Why? Because a) sharks and rays are a key component of marine communities because of their ecological role as predators. When removed from the ecosystem, the structure of communities undergo significant changes.
And b) many species are very important in the economy and culture of coastal communities because they support intensive fisheries as well as tourism. As a consequence, the decline of their populations affects not only the ecosystems they inhabit but also the economies they support.
There are about 500 species of sharks and about 700 species of rays (rays= skates, electric rays, stingrays, guitarfishes, and sawfishes). Sharks and rays represent one of the oldest lineage of vertebrates with a fossil record! it extends as far back as the Late Ordovician period which is about 485 million years ago. Meaning they are older than dinosurs would be if they were still around!

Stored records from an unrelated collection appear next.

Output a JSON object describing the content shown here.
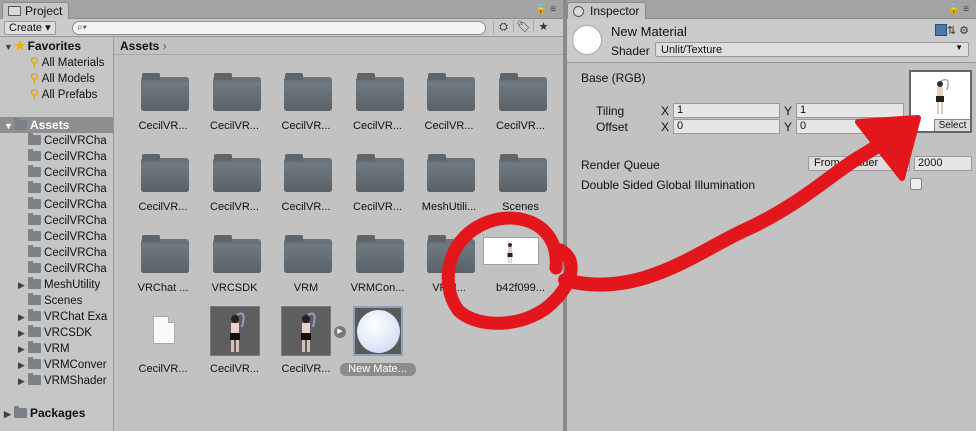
{
  "project": {
    "tab_label": "Project",
    "create_label": "Create",
    "search_placeholder": "",
    "tree": {
      "favorites_label": "Favorites",
      "favorites": [
        "All Materials",
        "All Models",
        "All Prefabs"
      ],
      "assets_label": "Assets",
      "asset_folders": [
        "CecilVRCha",
        "CecilVRCha",
        "CecilVRCha",
        "CecilVRCha",
        "CecilVRCha",
        "CecilVRCha",
        "CecilVRCha",
        "CecilVRCha",
        "CecilVRCha",
        "MeshUtility",
        "Scenes",
        "VRChat Exa",
        "VRCSDK",
        "VRM",
        "VRMConver",
        "VRMShader"
      ],
      "packages_label": "Packages"
    },
    "breadcrumb": "Assets",
    "assets": [
      {
        "label": "CecilVR...",
        "kind": "folder"
      },
      {
        "label": "CecilVR...",
        "kind": "folder"
      },
      {
        "label": "CecilVR...",
        "kind": "folder"
      },
      {
        "label": "CecilVR...",
        "kind": "folder"
      },
      {
        "label": "CecilVR...",
        "kind": "folder"
      },
      {
        "label": "CecilVR...",
        "kind": "folder"
      },
      {
        "label": "CecilVR...",
        "kind": "folder"
      },
      {
        "label": "CecilVR...",
        "kind": "folder"
      },
      {
        "label": "CecilVR...",
        "kind": "folder"
      },
      {
        "label": "CecilVR...",
        "kind": "folder"
      },
      {
        "label": "MeshUtili...",
        "kind": "folder"
      },
      {
        "label": "Scenes",
        "kind": "folder"
      },
      {
        "label": "VRChat ...",
        "kind": "folder"
      },
      {
        "label": "VRCSDK",
        "kind": "folder"
      },
      {
        "label": "VRM",
        "kind": "folder"
      },
      {
        "label": "VRMCon...",
        "kind": "folder"
      },
      {
        "label": "VRM...",
        "kind": "folder"
      },
      {
        "label": "b42f099...",
        "kind": "texture"
      },
      {
        "label": "CecilVR...",
        "kind": "file"
      },
      {
        "label": "CecilVR...",
        "kind": "model"
      },
      {
        "label": "CecilVR...",
        "kind": "model"
      },
      {
        "label": "New Mate...",
        "kind": "material"
      }
    ]
  },
  "inspector": {
    "tab_label": "Inspector",
    "material_name": "New Material",
    "shader_label": "Shader",
    "shader_value": "Unlit/Texture",
    "base_label": "Base (RGB)",
    "tiling_label": "Tiling",
    "offset_label": "Offset",
    "x_label": "X",
    "y_label": "Y",
    "tiling_x": "1",
    "tiling_y": "1",
    "offset_x": "0",
    "offset_y": "0",
    "select_label": "Select",
    "render_queue_label": "Render Queue",
    "render_queue_dropdown": "From Shader",
    "render_queue_value": "2000",
    "dsgi_label": "Double Sided Global Illumination"
  },
  "colors": {
    "panel_bg": "#c2c2c2",
    "annotation_red": "#e3171b",
    "selection": "#8e8e8e"
  }
}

Yet, their biological traits (such as slow growth rates, late sexual maturity, long gestation periods and low productivity) make them extremely vulnerable to over exploitation and many populations have declined. Their economic and ecological importance and the alarming declines of their populations have led to the increase of attention from scientists, policy makers and conservationist to understand and protect them.

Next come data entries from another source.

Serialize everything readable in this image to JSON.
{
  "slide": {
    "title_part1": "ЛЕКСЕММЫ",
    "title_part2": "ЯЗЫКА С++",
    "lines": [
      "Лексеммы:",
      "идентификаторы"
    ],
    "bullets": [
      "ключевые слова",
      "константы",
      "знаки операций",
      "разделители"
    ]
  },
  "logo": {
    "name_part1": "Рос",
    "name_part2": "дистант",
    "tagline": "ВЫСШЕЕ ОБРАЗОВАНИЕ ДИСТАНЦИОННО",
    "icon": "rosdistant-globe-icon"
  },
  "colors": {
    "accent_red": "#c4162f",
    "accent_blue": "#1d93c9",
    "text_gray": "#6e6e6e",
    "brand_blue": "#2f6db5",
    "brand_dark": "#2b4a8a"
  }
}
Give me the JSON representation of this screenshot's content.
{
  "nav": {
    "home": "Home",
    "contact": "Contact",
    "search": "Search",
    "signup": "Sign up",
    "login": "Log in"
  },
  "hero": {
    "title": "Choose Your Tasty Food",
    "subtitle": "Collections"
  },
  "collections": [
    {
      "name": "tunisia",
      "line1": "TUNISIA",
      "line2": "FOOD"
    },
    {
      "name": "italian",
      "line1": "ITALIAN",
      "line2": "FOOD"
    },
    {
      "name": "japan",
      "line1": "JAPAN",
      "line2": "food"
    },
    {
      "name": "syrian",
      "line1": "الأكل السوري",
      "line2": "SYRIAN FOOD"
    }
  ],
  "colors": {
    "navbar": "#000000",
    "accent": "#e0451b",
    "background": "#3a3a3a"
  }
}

The understanding of sharks and rays status is critical to determine which species occur in particular areas of interest, which habitats are important for their survival, and how can we manage the conflict of sustainability versus exploitation.
I can bet every single scientist and conservationist working in any way with this group, regardless of nationality or background, does it for the same two reasons: sharks and rays are so very cool and they are at risk.